La historia está escrita por hombres para hombres que en el decurso histórico han construido sociedades esencialmente patriarcales. Por eso la presencia de heroínas, las de carne y hueso y las literarias son escasas, a pesar de que ellas abundan en las antiguas literaturas, como señala Gabriela Damián en su entrevista publicada en la revista Tierra Adentro a la filósofa y profesora Paulina Rivero Weber, autora del libro Se busca heroína. Reflexiones en torno a la heroicidad femenina: "En la antigua narrativa oral de muchos lugares del mundo hay niñas valientes, jóvenes fuertes y viejas sabias.

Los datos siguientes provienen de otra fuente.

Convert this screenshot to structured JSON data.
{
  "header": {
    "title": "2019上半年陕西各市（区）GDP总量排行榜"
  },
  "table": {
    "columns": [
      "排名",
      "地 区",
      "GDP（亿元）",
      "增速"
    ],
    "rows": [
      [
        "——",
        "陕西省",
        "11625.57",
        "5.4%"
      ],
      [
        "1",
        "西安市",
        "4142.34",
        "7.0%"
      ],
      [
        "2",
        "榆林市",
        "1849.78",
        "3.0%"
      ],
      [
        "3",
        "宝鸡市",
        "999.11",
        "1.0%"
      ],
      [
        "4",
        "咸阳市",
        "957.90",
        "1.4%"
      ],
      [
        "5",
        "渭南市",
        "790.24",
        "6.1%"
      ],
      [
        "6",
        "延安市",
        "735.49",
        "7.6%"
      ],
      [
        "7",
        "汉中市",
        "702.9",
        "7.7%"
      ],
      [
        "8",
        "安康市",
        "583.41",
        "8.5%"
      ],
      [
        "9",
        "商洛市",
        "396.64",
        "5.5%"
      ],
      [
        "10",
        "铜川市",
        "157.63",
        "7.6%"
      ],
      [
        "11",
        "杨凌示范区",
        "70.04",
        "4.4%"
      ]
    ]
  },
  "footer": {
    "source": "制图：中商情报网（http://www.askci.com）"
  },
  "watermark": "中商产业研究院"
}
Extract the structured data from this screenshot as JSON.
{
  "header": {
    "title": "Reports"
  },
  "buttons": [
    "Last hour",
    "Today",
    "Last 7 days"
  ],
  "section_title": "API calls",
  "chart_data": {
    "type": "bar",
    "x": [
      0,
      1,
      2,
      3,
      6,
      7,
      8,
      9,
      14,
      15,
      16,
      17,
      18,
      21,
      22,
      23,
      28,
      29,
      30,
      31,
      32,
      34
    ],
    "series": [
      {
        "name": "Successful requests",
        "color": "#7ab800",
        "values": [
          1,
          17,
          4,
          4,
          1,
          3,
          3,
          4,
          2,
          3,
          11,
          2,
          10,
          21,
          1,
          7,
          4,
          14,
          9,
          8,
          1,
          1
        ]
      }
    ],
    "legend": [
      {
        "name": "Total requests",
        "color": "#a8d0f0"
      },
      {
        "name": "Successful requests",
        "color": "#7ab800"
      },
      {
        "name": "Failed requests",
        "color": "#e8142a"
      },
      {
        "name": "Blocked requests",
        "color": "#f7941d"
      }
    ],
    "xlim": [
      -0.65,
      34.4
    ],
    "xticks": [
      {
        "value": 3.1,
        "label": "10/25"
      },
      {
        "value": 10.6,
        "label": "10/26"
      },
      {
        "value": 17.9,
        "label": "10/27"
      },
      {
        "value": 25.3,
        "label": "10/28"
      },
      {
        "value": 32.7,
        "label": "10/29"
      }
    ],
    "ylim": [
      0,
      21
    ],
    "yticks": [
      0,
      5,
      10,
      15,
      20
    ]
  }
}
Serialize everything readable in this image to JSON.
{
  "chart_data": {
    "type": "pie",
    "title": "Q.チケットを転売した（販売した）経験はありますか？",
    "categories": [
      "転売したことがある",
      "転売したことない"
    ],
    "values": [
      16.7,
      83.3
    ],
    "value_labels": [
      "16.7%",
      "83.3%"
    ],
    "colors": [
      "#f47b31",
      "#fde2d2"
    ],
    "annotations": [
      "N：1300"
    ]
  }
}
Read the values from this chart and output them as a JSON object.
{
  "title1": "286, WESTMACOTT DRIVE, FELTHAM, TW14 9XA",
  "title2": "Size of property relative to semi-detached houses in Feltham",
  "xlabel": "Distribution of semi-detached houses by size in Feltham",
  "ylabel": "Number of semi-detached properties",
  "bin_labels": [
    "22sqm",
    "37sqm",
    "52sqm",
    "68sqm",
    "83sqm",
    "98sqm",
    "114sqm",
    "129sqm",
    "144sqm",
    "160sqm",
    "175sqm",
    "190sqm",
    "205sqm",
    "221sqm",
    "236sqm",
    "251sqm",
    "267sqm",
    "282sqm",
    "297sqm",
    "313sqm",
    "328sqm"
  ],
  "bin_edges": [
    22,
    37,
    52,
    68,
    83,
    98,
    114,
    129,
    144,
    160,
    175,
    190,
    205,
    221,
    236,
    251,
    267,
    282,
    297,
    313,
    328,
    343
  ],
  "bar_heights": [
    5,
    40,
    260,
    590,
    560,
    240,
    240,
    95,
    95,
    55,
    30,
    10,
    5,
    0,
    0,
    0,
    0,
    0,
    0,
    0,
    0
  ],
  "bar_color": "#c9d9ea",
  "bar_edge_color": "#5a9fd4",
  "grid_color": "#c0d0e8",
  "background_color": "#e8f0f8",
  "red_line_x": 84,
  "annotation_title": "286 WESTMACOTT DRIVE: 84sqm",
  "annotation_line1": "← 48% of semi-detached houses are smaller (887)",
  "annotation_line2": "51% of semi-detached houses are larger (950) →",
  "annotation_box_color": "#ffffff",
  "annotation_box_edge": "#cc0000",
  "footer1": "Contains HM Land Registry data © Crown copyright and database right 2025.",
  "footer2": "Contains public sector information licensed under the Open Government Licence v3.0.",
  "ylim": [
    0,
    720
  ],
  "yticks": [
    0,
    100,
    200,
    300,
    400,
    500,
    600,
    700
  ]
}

Aún en el Quijote de Cervantes tuvimos a la pastora Marcela, una heroína que busca la paz consigo misma". Pero estas "niñas valientes, jóvenes fuertes y viejas sabias" no conformaron patrones de conducta femeninos que modificasen la mirada patriarcal ni de la historia real ni de la historia literaria. Pero sí han sido esenciales para hacer que ambas realidades, la real y la ficticia, comenzaran a desperfilarse del centro andrógeno, aunque sea como estrellas fugaces alucinantes como Antígona, que corona su protesta enrabiada con su propio suicidio, zamarreando el poder y la moral de Creonte.
Henrik Ibsen
Otras mujeres literarias, como Nora, han provocado la desazón de las sociedades patriarcales, a pesar de que ellas son producto también de las influencias socioculturales de esta misma sociedad y poseen atributos que son, supuestamente, propios de los hombres, como la valentía, la arrogancia, la rebeldía, la ambición del poder, la vida licenciosa y, fundamentalmente, el querer ser, como Jane Ayre, el inolvidable personaje de la novela homónima de Charlotte Brontë que lucha por su independencia. Dice Paulina Rivero Weber en la citada entrevista: "Y ahora que lo pienso, tanto mis heroínas reales como las de ficción comparten ciertos rasgos: son valientes, no se doblegan, están hartas de los prototipos impuestos a la mujer, desean su libertad y su autonomía, y son capaces de llevar bien la soledad antes que resignarse al mal trato con tal de tener compañía". Pareciera ser que Rivero Weber estuviera describiendo a Hester Prynne, la protagonista de la obra cumbre de Nathaniel Hawthorne, La letra escarlata, marcada en su vestido con la letra "A" del adulterio por tener un hijo sin estar casada y negarse a dar el nombre del padre.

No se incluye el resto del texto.